The list of stated problems begins with the absence of their chosen anti-virus scanner, popular choices being Avast!, NOD32, BitDefender, TrendMicro, Panda, and AVG. With so many popular anti-virus solutions left out, many are wondering how useful the fight club results are for determining the relative effectiveness of anti virus solutions. One contributor on the blog results on the Untangle Web site, SandyJ, said: “Based on what I have seen so far I have little faith in your work as a reasonable measure of AV software.”
A second issue involves the remarkably poor results of the Watchguard gateway, particularly as it uses the same engine as ClamAV which was highly recommended by the organisers. The disparity led some observers to wonder if the virus scanning module of Watchguard was enabled in the first place. A spokesperson from Watchguard contacted Builder AU and had the following to say:
“WatchGuard contends that these results are not valid. We just can’t understand how these test results came out the way they did. WatchGuard simply wouldn’t be in business if these results were legit. Thankfully, however, the proof that they are not valid is right there in the results. WatchGuard uses ClamAV for their AntiViral engine. As you saw, ClamAV got a near perfect score in the test. In order to get the results that they did, ClamAV would have to be turned off in the WatchGuard product.”

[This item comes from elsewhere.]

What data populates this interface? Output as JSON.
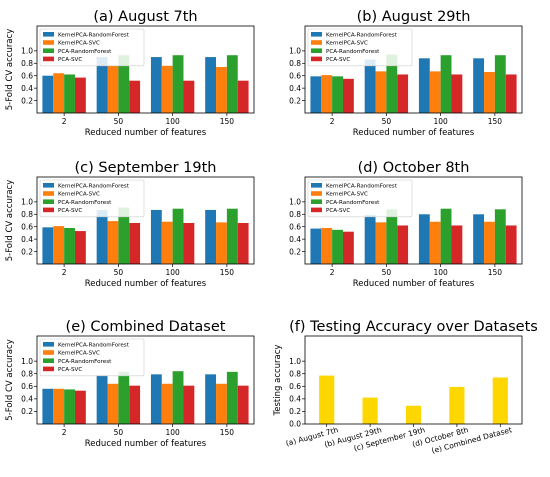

Many security professionals commenting on the Untangle blog criticised the test for its small sample size. The AntiVirus shoot out tested virus scanners against only 18 different viruses, each pulled from the organiser’s inbox. For comparison, another virus shootout from PC Magazine tested virus scanners against more than 600,000 viruses, worms and trojans.
David Harley, from UK security consultancy firm Small Blue-Green World said via comment on the untangle blog:
“Let’s assume (purely for the sake of argument) that all your 18 samples are valid, ItW [In the World] viruses (clearly they’re not, but bear with me) and that your methodology is perfect (ahem.) What have you proved? That some scanners catch more of your samples than others. How many viruses are ItW at this moment? According to the latest WildList, 525. What, on the basis of your test, can you tell us about how well each of those scanners performed on the other 507? Nothing whatsoever…”
Dirk Morris, the organiser of the fight club did not respond to our queries, however, he said this as a follow up on the competition:
“Based on some responses I received I think there is some confusion about the purpose of the demo. The fightclub was NOT a antivirus shootout… We didn’t test zero-day viruses. It wasn’t a coverage test (we only had a few samples). We didn’t do a functionality comparison. There are many important aspects of an antivirus product that we didn’t even touch or mention. The goal of the fightclub was to promote discussion around open and transparent testing.”
The results of the fight club can be found on the untangle blog. Ten AntiVirus applications were tested on three categories of viruses, including EICAR test files, items chosen from the organisers e-mail inboxes and submitted by observers.